- Roman Storm stanie przed sądem 2 grudnia pod zarzutem prania pieniędzy za pośrednictwem Tornado Cash.
- Sędzia odrzucił obronę Storma, który twierdził, że jego kod jest chroniony przez Pierwszą Poprawkę.
- Oskarżenie musi jednak udowodnić, że Storm wiedział, iż miał dochody pochodzące z przestępstwa, a nie podać konkretne szczegóły.
Roman Storm, współzałożyciel serwisu do miksowania kryptowalut Tornado Cash, ma stanąć przed sądem 2 grudnia 2024 r. w Nowym Jorku po tym, jak federalny sędzia USA odrzucił jego wniosek o oddalenie zarzutów prania pieniędzy.
Sędzia okręgowa Katherine Polk Failla z Południowego Dystryktu Nowego Jorku odrzuciła oddalenie podczas telekonferencji 26 września, kierując sprawę do sądu.
Założyciele Tornado Cash stoją przed wieloma zarzutami
Storm, obok współzałożyciela Romana Semenova, stoi przed wieloma zarzutami , w tym spiskiem w celu prania pieniędzy, spiskiem w celu naruszenia International Economic Emergency Powers Act (IEEPA) i spiskiem w celu prowadzenia nielicencjonowanej działalności polegającej na przekazywaniu pieniędzy.
Zarzuty wynikają z zarzutów, że Tornado Cash ułatwiło pranie ponad 1 miliarda dolarów dochodów z przestępstwa, z których część była powiązana z wspieraną przez Koreę Północną grupą cyberprzestępczą Lazarus.
We wniosku o oddalenie zarzutów zespół prawny Storma argumentował, że jego rola w opracowaniu oprogramowania Tornado Cash była chroniona na mocy Pierwszej Poprawki.

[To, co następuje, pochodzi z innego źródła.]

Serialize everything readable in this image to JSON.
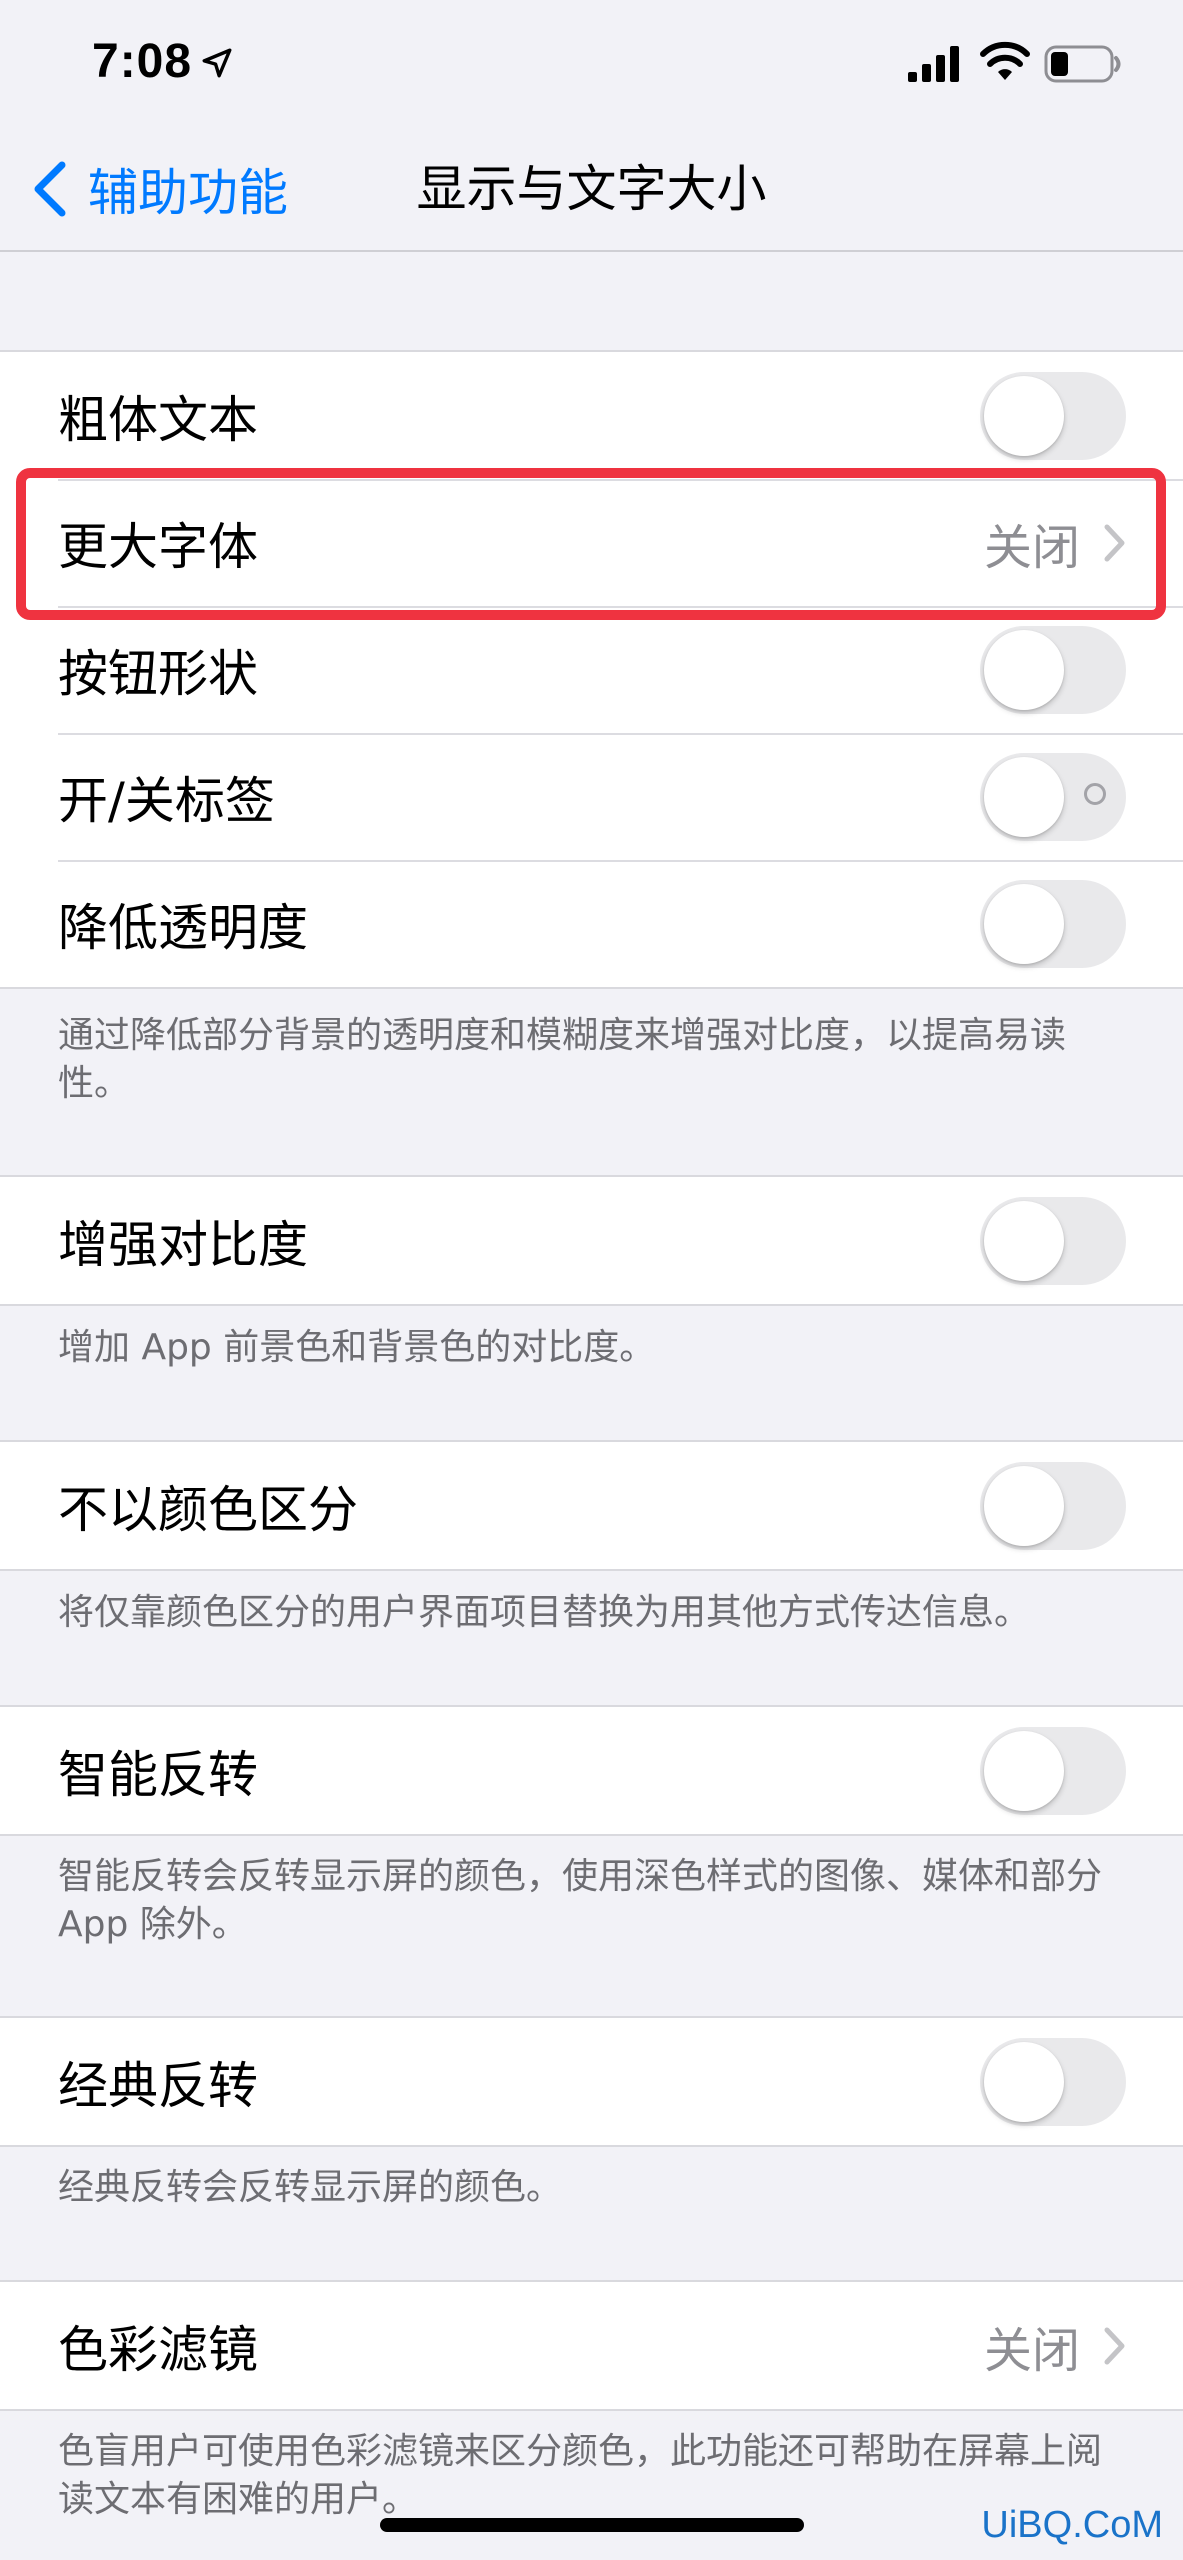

Jednak sędzia Failla odrzuciła to roszczenie, twierdząc, że „funkcjonalna zdolność” kodu nie jest równoznaczna z wolnością słowa zgodnie z definicją zawartą w Pierwszej Poprawce. Podkreśliła, że wysiłki rządu w celu zwalczania prania pieniędzy i unikania sankcji były „całkowicie niezwiązane” z tłumieniem wolności słowa.
Sąd orzekł również, że kontrola nie była koniecznym elementem zarzutów na podstawie ustawy z 1960 r. i odrzucił argument, że Storm musiał być świadomy konkretnych działań przestępczych. Zamiast tego oskarżenie musi jedynie udowodnić, że Storm wiedział, że ma do czynienia z dochodami z przestępstwa.
Sędzia oddalił argumenty dotyczące należytego procesu, stwierdzając, że stan umysłu i zamiar Storma były kwestiami, które musi rozstrzygnąć ława przysięgłych.
Sędzia Failla zauważył ponadto, że Tornado Cash nie różniło się „znacząco” od tradycyjnych usług finansowych i firm przekazujących pieniądze, tym samym pociągając Storma do odpowiedzialności na mocy obowiązujących przepisów.
Proces, który ma potrwać dwa tygodnie, może ustanowić precedens dla sposobu, w jaki programiści oprogramowania są traktowani na mocy prawa USA, gdy ich technologia jest wykorzystywana do nielegalnych celów. Roman Semenov, współzałożyciel Storm, pozostaje na wolności.